Je kan soms hongeren en dorsten naar gerechtigheid. En dan kan je soms uitgeput neerzijgen aan de kant van de weg en je door God en mens verlaten voelen. Het overkwam de profeet Elia. “Heer, laat mij sterven” was het enige dat in hem opkwam. Maar tussen God
en mens stond nog een wezen: de engel. En als je dus een atavistisch geloof in
engelen koestert, is het leven nog niet helemaal voorbij. Elia hoorde een engel zeggen:
“sta op en eet”, opende zijn ogen en vond een stuk brood en een kruik water.
Engelen waren eeuwenlang een tussenschakel tussen God en
mens. Ze vormden een hogere levensvorm boven mensen zoals mensen zich een hogere
levensvorm boven dieren beschouwen. Ze bewezen hun praktisch nut als
boodschappers en beschermers. Je had ook een persoonlijke engelbewaarder en die hield je dan op het rechte pad als je dat vandaag nog belangrijk vindt. Hun vleugels gaven hen vrijheid en macht. In
de kunst vond je ze terug in diverse vormen van kleine putti en amors tot grote
aartsengelen. Alleen hun geslacht vormde een voorwerp van discussie.

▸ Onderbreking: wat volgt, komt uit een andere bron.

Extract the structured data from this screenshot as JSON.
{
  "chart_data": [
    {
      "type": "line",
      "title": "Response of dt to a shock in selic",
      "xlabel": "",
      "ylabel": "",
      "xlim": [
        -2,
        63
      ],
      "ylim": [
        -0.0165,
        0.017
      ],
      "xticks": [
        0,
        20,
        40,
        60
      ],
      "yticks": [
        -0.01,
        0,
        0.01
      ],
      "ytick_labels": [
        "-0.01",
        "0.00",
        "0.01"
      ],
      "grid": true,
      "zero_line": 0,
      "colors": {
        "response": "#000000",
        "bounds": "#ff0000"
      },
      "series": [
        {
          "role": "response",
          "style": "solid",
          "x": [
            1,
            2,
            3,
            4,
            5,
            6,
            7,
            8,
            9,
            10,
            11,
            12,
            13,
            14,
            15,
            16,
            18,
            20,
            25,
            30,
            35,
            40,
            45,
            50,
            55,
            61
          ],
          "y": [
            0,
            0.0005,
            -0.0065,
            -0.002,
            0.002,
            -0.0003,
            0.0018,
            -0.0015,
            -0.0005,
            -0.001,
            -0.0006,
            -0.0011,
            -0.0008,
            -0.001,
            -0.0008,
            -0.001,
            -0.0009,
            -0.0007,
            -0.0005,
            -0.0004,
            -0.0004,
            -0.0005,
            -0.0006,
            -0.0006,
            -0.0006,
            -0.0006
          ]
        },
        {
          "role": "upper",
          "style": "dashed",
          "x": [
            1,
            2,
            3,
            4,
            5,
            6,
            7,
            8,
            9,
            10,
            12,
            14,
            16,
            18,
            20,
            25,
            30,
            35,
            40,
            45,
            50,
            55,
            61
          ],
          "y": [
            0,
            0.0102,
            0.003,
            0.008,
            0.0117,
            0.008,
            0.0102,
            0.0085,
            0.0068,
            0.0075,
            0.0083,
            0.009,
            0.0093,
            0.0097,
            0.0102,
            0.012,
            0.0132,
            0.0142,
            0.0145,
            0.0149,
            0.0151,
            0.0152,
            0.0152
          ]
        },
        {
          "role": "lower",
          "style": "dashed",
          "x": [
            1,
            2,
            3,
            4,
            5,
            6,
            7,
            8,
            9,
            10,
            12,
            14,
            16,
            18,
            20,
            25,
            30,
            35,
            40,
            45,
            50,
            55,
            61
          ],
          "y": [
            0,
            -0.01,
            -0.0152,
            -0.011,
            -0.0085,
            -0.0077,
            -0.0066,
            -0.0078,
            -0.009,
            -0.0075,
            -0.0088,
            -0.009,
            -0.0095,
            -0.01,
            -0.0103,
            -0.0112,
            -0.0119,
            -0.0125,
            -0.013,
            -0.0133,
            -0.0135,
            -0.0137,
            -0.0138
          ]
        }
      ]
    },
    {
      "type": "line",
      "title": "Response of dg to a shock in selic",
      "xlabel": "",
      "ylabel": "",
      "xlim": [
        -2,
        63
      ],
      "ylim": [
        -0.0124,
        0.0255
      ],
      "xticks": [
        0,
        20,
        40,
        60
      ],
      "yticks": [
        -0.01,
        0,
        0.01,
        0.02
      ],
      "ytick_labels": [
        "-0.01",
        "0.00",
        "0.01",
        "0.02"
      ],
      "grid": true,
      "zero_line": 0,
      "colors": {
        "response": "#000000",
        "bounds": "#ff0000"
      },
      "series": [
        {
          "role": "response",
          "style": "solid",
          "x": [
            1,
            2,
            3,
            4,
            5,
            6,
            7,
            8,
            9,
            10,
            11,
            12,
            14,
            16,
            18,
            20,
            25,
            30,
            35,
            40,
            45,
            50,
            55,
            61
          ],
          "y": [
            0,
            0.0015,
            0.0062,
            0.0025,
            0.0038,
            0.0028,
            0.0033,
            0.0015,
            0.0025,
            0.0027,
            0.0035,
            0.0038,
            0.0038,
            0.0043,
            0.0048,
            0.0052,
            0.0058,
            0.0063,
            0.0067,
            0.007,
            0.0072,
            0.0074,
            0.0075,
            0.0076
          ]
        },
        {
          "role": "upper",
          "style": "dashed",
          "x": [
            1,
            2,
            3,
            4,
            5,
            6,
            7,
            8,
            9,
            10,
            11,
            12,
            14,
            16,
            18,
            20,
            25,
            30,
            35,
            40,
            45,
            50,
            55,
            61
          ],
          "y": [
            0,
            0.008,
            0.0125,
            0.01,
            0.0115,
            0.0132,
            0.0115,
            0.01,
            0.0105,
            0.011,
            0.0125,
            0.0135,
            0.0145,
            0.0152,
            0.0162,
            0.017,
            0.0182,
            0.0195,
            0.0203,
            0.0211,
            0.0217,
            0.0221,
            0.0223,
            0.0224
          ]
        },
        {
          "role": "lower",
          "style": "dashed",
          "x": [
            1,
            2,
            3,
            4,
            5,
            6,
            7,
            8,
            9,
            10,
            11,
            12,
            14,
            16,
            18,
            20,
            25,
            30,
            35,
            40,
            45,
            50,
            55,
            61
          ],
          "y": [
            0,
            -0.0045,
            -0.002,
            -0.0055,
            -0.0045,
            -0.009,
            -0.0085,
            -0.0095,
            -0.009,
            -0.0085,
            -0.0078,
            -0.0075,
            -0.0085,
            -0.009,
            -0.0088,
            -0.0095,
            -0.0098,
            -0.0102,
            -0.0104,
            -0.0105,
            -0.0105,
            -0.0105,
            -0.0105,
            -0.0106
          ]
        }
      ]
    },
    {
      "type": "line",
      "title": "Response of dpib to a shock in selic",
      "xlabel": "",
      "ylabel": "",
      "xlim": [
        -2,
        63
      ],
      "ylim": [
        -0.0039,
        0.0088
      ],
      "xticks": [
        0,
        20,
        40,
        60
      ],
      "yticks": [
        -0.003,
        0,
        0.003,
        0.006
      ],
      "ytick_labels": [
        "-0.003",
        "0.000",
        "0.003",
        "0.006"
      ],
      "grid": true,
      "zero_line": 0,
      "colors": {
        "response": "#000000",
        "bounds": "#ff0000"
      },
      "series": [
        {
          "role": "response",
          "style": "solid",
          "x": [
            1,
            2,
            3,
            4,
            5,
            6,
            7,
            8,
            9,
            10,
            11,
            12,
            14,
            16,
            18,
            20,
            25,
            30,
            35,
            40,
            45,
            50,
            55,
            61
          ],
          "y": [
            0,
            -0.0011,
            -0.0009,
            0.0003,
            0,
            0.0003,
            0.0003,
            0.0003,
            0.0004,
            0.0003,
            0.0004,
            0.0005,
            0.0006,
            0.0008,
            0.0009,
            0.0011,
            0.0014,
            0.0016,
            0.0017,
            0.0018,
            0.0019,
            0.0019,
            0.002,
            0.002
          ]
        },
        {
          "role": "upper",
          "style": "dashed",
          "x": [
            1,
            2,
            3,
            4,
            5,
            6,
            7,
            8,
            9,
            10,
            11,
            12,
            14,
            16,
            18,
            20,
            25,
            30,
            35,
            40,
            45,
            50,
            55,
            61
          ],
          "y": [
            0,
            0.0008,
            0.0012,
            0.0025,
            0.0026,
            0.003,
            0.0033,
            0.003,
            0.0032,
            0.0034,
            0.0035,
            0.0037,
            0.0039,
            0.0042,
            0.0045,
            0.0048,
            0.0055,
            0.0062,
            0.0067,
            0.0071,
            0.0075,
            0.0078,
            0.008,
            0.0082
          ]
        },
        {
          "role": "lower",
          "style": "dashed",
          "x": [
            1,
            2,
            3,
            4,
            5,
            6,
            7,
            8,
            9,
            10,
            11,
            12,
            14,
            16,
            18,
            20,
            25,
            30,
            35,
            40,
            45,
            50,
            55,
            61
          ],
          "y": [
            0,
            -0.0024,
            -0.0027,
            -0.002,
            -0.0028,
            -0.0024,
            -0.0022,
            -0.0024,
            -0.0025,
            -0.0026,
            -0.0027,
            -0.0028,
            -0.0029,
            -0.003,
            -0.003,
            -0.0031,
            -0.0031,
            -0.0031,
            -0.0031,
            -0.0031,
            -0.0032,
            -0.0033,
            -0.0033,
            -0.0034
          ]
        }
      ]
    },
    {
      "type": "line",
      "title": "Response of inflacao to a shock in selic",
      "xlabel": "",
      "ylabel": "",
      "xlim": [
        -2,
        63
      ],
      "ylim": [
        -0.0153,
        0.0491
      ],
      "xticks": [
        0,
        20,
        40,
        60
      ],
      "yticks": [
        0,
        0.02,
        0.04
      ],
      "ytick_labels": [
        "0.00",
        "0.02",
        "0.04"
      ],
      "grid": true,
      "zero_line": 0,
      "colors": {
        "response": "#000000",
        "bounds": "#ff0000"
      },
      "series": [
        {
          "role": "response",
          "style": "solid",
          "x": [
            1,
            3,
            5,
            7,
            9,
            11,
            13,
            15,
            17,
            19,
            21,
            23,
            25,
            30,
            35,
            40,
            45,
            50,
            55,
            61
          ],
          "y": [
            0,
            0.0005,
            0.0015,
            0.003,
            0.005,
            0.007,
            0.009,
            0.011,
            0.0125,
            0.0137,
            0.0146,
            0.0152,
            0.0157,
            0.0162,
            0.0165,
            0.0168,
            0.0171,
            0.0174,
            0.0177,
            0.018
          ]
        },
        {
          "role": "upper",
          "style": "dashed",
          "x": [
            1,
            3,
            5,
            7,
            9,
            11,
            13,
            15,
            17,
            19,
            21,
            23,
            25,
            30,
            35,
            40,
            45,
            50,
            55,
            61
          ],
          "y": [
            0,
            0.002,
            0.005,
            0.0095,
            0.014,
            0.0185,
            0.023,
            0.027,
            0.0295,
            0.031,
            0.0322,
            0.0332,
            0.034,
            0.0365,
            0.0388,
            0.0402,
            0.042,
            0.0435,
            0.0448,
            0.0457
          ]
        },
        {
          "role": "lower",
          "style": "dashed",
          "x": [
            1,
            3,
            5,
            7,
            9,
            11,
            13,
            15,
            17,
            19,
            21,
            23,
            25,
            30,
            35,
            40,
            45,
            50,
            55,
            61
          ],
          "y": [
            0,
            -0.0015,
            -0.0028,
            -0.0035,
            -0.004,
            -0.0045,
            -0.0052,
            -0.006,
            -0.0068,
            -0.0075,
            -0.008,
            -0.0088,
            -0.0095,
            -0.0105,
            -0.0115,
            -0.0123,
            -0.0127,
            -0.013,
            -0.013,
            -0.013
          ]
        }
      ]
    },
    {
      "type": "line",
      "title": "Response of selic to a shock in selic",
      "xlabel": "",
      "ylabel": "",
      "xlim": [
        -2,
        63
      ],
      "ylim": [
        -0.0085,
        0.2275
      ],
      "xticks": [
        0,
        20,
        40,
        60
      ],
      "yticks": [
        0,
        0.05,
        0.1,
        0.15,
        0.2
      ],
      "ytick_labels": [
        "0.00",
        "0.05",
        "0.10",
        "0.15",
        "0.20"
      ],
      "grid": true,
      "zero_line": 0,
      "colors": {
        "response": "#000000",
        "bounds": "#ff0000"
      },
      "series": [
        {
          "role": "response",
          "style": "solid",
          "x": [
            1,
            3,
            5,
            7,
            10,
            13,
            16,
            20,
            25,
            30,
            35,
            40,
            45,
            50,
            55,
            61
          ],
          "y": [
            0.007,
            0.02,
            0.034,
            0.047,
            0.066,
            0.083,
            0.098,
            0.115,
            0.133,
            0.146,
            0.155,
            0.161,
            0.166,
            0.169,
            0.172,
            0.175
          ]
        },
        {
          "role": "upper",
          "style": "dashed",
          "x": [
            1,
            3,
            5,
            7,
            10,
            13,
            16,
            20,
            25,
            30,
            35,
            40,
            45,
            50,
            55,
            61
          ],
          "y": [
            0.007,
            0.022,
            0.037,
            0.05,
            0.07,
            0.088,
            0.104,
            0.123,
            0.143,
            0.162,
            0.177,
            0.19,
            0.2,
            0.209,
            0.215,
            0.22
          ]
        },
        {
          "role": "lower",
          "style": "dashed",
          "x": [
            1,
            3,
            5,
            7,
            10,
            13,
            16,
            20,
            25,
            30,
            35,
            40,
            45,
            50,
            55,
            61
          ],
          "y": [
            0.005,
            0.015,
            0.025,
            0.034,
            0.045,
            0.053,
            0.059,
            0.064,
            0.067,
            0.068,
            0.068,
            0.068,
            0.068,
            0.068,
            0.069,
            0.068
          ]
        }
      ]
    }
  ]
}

Vandaag zijn de engelen uit het straatbeeld verdwenen. Ze
zijn verdwenen uit de kunst en zelfs uit ons taalgebruik. Ons economisch rationalisme
heeft ze van de kaart geveegd. Maar ik mis ze toch een beetje, vooral als
ik uitgeput ben als Elia. Maar soms herken ik er wel eentje in een medemens.